美術の森緑地は、練馬区立美術館の建物前に設けられた緑地であり、もっぱら野外アートの展示スペースとして使われています。
以前はいかにも昭和の公共施設の前庭っぽいというか、一面の石張りの広場の中にチョロっとした噴水があり、昔ながらのブロンズ像が飾られているような空間だったのですが、2015年(平成27年)に全面リニューアルされて、現在のように緑と現代アートが融合した姿になりました。
場所は西武・中村橋駅を降りてすぐ。駅北を高架に沿って西に歩くと、練馬大根の馬の親子が出迎えてくれます。
その名もネリマーマ。お母さん馬がネリマママというわけでもなく、親子ともども練馬ー馬なのでしょうか。
練馬なので「馬」、練馬なので「大根」、足は当然「大根足」という連想ゲームが行き過ぎていて、いきなり先制パンチを食らったようになります。
しかし、そんなシンボル的な作品の足元には、そのまま畑の横にあってもよさそうな散水栓が。このあたりのセンスは、公園らしいユルさだとも言えます。
この公園全体が「幻想美術動物園-美術の森に、不思議な動物たちが住みついた」というコンセプトで統一されており、20種類・32体の動物が集まっているようです。
全部は紹介しても仕方がないので、気に入ったものをいくつか。
まずは美術館の正面にいるトピアリーというか立体植栽のクマ。ネリマーマと並んで門番的な役割ですが、手に持っている看板のデザインが今ひとつ物足りない感じもします。
足元に子供が入ることができるくらいの大きさのキリン。
上に座れるトカゲは全身が鮮やかに彩色されています。
FRP製の作品は、白トラやカエルなど。やや狭くるしい場所に押し込まれていて、眺めるには良いですが遊ぶには窮屈です。
また、足元にラバーマットを敷いてあるものと土のままのものとがあり、使い分けがどうなっているのか知りたいところです。
なんだか憂いを抱えた表情のライオン、奥には聖なる白いゾウ。
ほかの動物と比べると、ややリアルタイプのゴリラ。ブロンズ製で質感が出ています。
樹の上にはヘビ。ほかにサルの住んでいる樹もありました。
美術館のマスコットらしきネリビーは、色違いのものが何体か園内各地に隠れています。
少し毛色が違う作品といえば、昭和前期から中期にかけて活躍した彫刻家・古賀忠雄の「森の幻想」。他の作品の多くが地上にあって、近くで見たり触ったりして楽しむことができるのに対して、巨大な塔の上から周りを見下ろしています。
そう言えば、古賀忠雄のアトリエは練馬区にあったことをNo.649 西郷公園で学びました。

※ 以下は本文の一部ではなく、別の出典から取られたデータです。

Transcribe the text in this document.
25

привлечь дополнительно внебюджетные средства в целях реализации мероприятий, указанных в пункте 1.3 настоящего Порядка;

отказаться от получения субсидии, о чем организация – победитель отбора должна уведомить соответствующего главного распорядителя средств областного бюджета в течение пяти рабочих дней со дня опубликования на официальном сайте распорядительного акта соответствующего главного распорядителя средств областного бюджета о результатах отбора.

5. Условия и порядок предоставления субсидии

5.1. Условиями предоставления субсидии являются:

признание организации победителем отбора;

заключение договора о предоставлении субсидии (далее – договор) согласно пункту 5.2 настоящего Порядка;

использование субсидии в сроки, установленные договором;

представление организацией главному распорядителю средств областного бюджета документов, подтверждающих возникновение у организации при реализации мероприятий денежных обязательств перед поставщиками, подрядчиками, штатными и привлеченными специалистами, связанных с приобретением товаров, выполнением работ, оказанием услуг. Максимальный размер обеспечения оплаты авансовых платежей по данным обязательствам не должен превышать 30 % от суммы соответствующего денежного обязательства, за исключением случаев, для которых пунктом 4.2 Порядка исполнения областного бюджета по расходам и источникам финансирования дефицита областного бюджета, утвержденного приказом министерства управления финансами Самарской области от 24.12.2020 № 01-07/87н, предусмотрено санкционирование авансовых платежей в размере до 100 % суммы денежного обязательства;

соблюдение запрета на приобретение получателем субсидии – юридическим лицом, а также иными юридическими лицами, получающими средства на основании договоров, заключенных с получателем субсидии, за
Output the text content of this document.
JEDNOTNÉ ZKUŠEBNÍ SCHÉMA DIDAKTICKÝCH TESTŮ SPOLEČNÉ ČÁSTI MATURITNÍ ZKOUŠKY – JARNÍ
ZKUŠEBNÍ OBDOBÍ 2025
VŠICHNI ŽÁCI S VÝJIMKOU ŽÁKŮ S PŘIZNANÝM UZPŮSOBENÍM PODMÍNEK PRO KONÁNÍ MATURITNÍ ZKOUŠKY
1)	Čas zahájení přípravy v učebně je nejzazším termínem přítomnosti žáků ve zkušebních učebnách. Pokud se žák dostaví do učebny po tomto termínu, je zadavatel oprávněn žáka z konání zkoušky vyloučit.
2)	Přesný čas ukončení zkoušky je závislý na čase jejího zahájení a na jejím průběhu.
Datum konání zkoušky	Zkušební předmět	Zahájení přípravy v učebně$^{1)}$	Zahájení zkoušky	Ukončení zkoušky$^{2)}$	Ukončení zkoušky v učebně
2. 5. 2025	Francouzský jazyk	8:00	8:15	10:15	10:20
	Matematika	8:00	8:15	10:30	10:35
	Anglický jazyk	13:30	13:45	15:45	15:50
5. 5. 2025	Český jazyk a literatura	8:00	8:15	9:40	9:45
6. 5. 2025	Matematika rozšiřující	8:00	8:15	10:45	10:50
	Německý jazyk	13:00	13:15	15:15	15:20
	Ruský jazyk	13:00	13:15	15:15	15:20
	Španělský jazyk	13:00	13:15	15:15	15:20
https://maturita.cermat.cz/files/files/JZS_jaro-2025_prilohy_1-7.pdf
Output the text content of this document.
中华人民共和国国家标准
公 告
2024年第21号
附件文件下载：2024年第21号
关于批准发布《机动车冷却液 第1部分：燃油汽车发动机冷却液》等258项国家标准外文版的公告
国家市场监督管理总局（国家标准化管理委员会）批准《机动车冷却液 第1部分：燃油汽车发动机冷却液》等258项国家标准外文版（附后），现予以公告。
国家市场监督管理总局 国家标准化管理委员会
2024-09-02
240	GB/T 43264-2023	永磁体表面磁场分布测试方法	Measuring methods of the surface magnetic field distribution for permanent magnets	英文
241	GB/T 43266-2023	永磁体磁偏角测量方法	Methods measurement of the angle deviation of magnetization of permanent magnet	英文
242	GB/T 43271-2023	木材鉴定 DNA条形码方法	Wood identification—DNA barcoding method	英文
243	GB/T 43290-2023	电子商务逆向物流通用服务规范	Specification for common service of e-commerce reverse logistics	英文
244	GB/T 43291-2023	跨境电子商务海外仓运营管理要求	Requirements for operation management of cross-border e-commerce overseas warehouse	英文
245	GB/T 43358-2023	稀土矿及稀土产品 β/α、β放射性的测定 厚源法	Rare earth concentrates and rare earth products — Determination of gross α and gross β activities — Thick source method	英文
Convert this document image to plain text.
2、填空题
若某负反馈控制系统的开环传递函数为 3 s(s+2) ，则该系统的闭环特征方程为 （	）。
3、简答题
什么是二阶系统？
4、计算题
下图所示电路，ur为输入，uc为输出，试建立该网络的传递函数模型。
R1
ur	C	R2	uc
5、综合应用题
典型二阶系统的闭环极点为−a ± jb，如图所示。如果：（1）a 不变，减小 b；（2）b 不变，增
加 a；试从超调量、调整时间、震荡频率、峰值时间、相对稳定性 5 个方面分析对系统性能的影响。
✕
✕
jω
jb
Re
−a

おそらく、この作品は改修前からのもので、これの作品名が現在の「幻想美術動物園」の着想に繋がったのではないかと想像します。
であれば、この公園の神みたいなものですから、森全体を見下ろす高みにあることにも納得します。
■現地の碑文より
この像は故古賀忠雄氏の昭和49年の作品で、平和で健康な家族を象徴したものである。昭和55年10月古賀晟殿より原型(石膏)の寄贈を受け、区でこれをブロンズ像にし、ここに建立した。
昭和55年1月 練馬区町 田端健介
「動物感覚をとぎすます道」と名付けられた道は、園内の傾斜を利用しつつ、道自体も上下左右にデコボコ、ガタガタしており、さらに木、石、コンクリート、タイルなど素材も多様に散りばめられており、アート作品と言えばそうですし、遊具でもあるという物件です。
普段から公園のことばかり考えている本ブログとしては、「子供の遊びのことを色々考えてるな~」と気になるタイプのものです。
人の利用が多すぎて、芝生を休ませる暇がなさそうなことが気がかりですが、これからも緑の中で憩い遊べる空間であり続けて欲しい美術の森緑地でした。